Thoughts on drafting an open data licence

Open access to data, or just ‘open data’ is an issue that has been making the rounds in the scientific community for quite some time now. Some of the problems with increasing access are practical (what format it is in, physical access, and so on), but many of the problems are legal. These legal problems are centred around:

  • What legal rights attached to data, either on its own, or as part of a database?
  • What do people want to protect about their data (and can they)?

As I mentioned in an earlier post, I’m working on addressing some of these issues by producing an open data licence. This will be an updated and expanded version of the Talis Community Licence, which is an open data licence developed originally for the bibliographic community by Talis.

There don’t appear to be very many open licences specifically drafted for data, so in a sense it is relatively new territory (unlike software, or even content). But just because there aren’t a wealth of open data licences to draw from, doesn’t mean that the legal issues aren’t getting quite a bit of attention. There has been several journal articles and other publications, as well as many in-depth blog posts and email discussions that cover the area. I’ll collect some of them in a later post, but for now I’d like to discuss a starting question:

“What legal rights attach to data, either on its own, or as part of a database?”

This has two parts — the data and the database. Let’s start with the data. Data, as a term for ‘the stuff in a database’ doesn’t have to be something that a person in a white labcoat and thick glasses collects in a beaker-filled laboratory. It can be anything that can be collected into a database: images, sound recordings, short stories, poems, and of course Beaker’s results.

This set of information (the ‘data’) can be either homogenous or heterogeneous as to the legal rights that cover it. For a homogenous group of inforomation, one could apply a blanket set of terms that applies equally well if you just had one piece of the data (say, one image), or all of it. For a heterogeneous group of information, the ideal situation would be one where each independent piece of information also contained information about the rights associated with it. So one aspect of licensing data is the set of rights that govern the information independent of being collected into a database.

Now when this set of information is collected into a database, what are the legal rights, and what do they cover? There are two:

  • Copyright
  • Database rights

Copyright generally protects the selection and arrangement of the data into the database — much like how compilation CDs can have copyright over the arrangement of the songs, or the creator of an encyclopaedia can have copyright over the selection and arrangement that went into the volume. It can also cover individual parts of how the database is arranged, such as a field names or a data entry form.

In many jurisdictions, this copyright doesn’t extend to cover the data in the database — only the selection and arrangement of the data in that particular database.

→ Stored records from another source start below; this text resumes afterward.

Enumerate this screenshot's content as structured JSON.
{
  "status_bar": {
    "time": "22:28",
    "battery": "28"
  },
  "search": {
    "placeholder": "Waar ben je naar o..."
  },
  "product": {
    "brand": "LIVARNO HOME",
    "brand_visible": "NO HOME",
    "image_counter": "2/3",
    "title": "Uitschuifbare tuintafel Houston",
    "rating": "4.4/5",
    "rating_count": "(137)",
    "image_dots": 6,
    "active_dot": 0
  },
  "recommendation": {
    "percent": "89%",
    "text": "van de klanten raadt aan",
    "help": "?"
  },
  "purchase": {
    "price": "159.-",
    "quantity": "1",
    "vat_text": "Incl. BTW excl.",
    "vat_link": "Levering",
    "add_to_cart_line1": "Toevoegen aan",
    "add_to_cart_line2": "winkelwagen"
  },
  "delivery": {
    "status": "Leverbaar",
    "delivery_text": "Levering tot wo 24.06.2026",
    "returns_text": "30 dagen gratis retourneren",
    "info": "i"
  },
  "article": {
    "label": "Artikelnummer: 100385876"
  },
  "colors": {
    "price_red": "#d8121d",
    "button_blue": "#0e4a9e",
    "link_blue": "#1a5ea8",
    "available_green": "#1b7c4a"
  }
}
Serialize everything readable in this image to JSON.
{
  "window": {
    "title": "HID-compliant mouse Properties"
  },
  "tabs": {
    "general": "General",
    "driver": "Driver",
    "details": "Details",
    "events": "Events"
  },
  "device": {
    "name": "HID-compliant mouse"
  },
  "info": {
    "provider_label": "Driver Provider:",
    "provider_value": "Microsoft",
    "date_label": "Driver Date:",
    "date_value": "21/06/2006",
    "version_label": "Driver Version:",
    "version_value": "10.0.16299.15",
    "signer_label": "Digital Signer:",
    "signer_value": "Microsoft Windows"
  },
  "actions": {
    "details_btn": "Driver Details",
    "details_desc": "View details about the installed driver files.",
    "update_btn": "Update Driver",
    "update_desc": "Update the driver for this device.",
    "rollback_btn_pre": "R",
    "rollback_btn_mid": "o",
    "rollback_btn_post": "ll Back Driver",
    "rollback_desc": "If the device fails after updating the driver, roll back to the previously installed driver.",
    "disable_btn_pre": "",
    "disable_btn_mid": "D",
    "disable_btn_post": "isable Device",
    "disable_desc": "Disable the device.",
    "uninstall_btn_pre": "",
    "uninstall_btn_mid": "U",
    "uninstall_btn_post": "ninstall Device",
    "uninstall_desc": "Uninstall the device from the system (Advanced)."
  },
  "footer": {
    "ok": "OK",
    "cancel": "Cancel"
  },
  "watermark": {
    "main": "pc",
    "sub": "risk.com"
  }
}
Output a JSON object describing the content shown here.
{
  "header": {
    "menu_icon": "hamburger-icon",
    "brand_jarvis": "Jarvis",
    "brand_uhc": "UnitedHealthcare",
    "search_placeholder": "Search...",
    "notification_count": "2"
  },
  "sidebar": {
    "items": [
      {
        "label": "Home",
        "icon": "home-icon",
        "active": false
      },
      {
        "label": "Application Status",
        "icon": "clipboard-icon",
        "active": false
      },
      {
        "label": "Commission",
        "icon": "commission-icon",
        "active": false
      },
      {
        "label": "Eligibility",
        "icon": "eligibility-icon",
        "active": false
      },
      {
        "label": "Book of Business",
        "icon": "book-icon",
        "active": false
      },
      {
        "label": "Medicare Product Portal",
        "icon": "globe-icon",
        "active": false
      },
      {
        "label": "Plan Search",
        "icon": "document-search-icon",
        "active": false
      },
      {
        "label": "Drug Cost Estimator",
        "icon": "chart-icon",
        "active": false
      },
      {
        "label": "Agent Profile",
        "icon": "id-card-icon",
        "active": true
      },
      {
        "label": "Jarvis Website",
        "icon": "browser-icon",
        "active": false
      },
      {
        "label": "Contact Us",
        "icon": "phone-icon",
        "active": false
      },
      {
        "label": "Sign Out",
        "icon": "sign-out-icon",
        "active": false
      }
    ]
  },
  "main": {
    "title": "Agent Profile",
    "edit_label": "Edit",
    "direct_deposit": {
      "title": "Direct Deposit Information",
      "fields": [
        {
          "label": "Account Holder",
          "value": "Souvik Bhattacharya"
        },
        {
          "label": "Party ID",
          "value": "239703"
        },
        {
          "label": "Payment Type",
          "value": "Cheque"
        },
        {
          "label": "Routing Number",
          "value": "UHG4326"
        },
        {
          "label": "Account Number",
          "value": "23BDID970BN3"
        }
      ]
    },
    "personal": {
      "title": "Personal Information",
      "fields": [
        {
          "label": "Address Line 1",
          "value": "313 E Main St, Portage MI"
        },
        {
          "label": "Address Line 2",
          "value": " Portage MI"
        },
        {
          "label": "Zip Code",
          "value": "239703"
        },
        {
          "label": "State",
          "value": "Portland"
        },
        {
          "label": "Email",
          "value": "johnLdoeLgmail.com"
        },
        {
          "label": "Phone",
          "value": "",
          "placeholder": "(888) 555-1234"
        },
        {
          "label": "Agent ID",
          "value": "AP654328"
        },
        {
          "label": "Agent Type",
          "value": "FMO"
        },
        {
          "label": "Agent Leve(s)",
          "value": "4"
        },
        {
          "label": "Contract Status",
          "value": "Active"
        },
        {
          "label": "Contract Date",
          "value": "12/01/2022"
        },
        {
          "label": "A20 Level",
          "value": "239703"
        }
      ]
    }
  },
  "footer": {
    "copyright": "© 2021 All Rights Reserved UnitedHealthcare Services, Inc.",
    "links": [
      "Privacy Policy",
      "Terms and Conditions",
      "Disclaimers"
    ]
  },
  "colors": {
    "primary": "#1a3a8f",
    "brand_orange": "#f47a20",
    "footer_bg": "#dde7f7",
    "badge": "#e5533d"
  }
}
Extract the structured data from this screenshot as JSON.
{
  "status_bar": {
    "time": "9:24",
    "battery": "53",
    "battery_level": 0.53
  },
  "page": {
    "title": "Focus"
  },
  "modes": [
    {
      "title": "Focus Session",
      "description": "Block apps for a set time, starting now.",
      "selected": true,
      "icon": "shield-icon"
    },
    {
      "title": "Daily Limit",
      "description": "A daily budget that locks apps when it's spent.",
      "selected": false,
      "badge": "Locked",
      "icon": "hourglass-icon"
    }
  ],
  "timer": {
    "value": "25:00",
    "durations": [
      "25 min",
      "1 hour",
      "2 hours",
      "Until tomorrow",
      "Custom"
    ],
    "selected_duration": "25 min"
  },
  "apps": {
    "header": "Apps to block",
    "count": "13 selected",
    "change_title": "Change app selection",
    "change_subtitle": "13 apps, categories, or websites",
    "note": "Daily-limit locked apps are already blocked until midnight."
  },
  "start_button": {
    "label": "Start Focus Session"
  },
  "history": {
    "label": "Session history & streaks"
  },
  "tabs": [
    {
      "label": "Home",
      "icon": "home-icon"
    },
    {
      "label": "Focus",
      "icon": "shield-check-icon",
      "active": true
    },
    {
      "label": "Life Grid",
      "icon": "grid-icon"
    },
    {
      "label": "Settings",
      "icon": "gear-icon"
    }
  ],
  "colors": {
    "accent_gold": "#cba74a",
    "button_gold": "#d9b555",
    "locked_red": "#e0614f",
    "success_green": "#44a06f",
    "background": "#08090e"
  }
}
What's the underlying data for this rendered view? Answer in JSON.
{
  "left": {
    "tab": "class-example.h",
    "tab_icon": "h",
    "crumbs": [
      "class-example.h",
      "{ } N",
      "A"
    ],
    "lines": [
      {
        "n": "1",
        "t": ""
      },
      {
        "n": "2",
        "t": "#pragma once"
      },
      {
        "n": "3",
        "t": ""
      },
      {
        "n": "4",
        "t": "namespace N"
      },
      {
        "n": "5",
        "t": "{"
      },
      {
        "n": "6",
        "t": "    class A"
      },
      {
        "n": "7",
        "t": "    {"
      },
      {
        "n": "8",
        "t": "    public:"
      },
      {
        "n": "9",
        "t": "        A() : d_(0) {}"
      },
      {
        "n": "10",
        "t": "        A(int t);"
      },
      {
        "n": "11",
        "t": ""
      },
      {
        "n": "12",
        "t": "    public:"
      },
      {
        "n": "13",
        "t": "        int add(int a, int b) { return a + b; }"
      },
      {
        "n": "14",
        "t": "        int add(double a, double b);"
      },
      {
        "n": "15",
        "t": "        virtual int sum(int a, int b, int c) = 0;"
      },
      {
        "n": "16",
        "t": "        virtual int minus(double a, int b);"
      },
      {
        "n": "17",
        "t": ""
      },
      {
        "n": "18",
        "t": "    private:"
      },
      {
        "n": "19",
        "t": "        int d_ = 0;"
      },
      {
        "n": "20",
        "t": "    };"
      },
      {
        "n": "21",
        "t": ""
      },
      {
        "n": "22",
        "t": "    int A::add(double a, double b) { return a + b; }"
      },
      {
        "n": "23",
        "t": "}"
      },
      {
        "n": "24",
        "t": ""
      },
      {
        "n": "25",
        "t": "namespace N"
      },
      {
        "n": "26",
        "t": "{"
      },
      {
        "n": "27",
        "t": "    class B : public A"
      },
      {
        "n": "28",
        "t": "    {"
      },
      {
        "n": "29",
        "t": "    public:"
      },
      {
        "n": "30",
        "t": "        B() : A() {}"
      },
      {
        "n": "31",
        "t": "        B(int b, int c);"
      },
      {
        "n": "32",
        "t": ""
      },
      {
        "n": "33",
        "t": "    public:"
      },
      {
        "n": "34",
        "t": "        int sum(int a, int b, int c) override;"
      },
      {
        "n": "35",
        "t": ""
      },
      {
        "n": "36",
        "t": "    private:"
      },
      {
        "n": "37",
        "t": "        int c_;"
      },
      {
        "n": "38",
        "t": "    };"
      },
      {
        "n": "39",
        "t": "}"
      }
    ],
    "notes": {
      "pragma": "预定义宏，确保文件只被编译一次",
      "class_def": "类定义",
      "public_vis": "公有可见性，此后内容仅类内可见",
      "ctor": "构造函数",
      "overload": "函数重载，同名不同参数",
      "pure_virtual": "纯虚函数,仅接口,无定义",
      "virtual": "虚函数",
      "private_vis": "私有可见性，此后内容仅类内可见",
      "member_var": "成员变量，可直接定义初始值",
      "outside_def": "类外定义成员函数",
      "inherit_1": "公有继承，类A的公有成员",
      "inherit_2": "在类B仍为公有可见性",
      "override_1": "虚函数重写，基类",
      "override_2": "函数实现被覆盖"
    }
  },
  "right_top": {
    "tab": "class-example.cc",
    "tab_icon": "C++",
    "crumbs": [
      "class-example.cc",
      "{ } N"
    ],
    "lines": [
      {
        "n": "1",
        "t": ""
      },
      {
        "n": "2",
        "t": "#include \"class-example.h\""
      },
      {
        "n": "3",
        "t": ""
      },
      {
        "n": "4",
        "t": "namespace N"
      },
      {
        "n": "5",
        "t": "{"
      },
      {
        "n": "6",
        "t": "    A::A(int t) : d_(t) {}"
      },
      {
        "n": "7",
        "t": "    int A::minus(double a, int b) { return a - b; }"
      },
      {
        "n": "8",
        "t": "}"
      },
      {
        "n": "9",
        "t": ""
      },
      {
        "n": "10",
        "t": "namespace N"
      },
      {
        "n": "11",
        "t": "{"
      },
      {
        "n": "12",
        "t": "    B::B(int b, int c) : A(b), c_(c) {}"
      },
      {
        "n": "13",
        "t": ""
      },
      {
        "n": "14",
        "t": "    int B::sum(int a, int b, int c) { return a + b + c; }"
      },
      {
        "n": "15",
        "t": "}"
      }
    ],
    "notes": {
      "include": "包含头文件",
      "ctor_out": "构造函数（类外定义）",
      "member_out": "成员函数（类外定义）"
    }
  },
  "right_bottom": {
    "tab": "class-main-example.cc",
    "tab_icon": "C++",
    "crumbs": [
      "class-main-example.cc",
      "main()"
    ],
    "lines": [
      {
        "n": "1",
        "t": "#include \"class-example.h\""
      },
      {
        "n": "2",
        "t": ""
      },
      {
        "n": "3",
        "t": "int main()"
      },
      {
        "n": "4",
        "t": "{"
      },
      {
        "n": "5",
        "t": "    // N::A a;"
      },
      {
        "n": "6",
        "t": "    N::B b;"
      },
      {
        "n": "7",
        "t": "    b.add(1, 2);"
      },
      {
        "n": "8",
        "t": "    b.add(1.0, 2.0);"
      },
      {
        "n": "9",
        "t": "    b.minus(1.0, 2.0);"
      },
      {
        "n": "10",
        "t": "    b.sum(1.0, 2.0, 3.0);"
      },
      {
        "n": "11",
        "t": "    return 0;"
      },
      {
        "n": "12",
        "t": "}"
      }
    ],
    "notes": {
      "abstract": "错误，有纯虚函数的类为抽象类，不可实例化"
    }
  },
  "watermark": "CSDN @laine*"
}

So if someone sucked out all the information and then came up with their own selection and arrangement (either with more information or by selecting only some of it), in many jurisdictions this would not be an infringement of the copyright in the database. Some jurisdictions however (famously Australia in the Telstra case) cover — by copyright — the effort that went into collecting the information into the database, and so there is some overlap with this kind of database copyright and the information independent of being in the database.

In the European Union, there is also the sui generis database right, implemented in the Database Directive. This right, separate from copyright, covers the extraction and re-utilisation of the whole or a substantial part of the data. This means that it covers areas where copyright would not, especially under the standards set for copyright in the Directive itself (which are higher than in some jurisdictions). Mainly the sui generis database right prevents users of the database from taking the data outside of the database in ways that would not infringe database copyright (such as creating a whole new database). It also protects (or tries to protect) database makers that put a substantial investment into creating a database, even if the selection and arrangement of the database does not meet the threshold of having a copyright.

From a European perspective, there are several points resulting from the above about licensing data:

  1. it should cover any copyright over the database
  2. it should cover any database rights; and
  3. it can either try to cover the data independent of the database or it can leave this for another licence

This is what we’re trying to do with the TCL 2.0 — cover the two main legal rights and make a decision about covering the third — covering the data. I think in order to be really useful, the answer to the third point is that it can’t try to cover the rights associated with the information independent of any database. Database rights can cover too many different kinds of information to try to make a licence that covers only factual (presumably not copyrighted) information. Plus a single-licence approach would be unworkable if you wanted to apply it on a database of, say, open content where all of the content was ‘open‘ but the licences were different.

Separating out the database rights from the rights over the data also allows for people not to overassert their rights by trying to claim copyright over data that can’t have copyright. In reviewing some current databases that use CC licences, many seem to think that the CC licence covers any data separate from the database, which I would disagree with, at least in the case of those dealing only with database copyright. In this way, two licences also allow for greater clarity over the rights associated with the work (by both licensors and users) apart from the database. In a following post I’ll discuss some of the implications of having two licences. In the end, I don’t think the difficulties of consulting two different licences will outweigh trying to have it all in one package.